I didn't mean that the food situation would reach crisis proportions here in the USA. Though my last trip to the store was somewhat pain inducing to my wallet.
Third world though will be a different story. Add high energy costs to blocking GM crops (vitamin A enriched rice as a primary example) will have a deadly affect at some point. Cold weather around the world has been affecting staple crops such as rice. We are getting a repeat of 2008.. only worse.
As for global warming scam being dead... don't count it out just yet. There is a large contingent (from the like of Soros to a bunch of large corporations) that have too much invested in the scam. Want to know why your electric rates went up 50% (really.. they did) from a few years ago? Its to pay for all those solar and wind turbine subsidies.
Lots of people are making money off of this scam for it to disappear anytime soon.
Lot of countries facing food inflation, import their food. America does not really need to.

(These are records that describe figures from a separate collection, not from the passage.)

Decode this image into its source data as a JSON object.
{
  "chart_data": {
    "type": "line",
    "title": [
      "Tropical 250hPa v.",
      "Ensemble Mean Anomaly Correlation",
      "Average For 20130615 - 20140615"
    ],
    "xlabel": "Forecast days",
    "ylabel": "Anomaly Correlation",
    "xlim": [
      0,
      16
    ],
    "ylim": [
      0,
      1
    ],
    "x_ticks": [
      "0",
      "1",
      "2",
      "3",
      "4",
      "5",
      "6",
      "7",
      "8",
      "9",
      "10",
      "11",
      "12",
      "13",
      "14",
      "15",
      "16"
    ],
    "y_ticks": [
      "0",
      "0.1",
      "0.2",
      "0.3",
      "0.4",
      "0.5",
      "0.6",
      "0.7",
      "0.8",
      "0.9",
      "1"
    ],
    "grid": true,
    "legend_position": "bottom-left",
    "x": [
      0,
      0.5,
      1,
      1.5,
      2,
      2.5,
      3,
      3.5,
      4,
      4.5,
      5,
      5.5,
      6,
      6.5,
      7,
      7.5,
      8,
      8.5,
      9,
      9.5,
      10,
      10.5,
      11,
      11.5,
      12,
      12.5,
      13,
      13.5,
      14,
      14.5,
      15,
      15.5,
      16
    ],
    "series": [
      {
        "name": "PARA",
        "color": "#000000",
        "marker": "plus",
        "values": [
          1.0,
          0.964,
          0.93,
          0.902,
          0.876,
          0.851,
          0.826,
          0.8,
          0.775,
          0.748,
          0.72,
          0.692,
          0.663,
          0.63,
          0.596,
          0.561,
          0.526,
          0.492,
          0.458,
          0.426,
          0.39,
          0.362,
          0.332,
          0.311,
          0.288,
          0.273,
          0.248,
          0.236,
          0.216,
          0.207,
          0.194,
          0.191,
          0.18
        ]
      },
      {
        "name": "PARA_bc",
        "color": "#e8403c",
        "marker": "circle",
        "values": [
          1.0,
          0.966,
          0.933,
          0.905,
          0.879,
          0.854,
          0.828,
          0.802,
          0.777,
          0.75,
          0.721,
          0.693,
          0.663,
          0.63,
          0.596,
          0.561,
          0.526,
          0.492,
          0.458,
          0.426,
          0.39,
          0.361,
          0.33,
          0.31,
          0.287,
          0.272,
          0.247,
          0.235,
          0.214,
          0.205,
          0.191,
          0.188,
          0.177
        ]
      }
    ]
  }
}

http://www.fas.usda.gov/psdonline/psdgetreport.aspx?hidReportRetrievalName=BVS&hidReportRetrievalID=884&hidReportRetrievalTemplateID=1
At less than 5% of world's population, US produces about a 3rd of worlds grains. Yes, worst case is just eating something we don't like. It is not easy to go hungry in America.
What other things are you talking about, that can bring the house down?
I'm not keeping secrets here Vishnu - there are lots of things that can end badly and some (like our fiscal issues) that will almost certainly end badly.
All I meant was that food prices at a 'crisis' level are miles off in the US, and rising prices will cause all sorts of things to fall apart overseas long before it's a government toppling issue here.
500% food price inflation and half the world will be in flames. There's no way to predict the myriad of issues that will raise.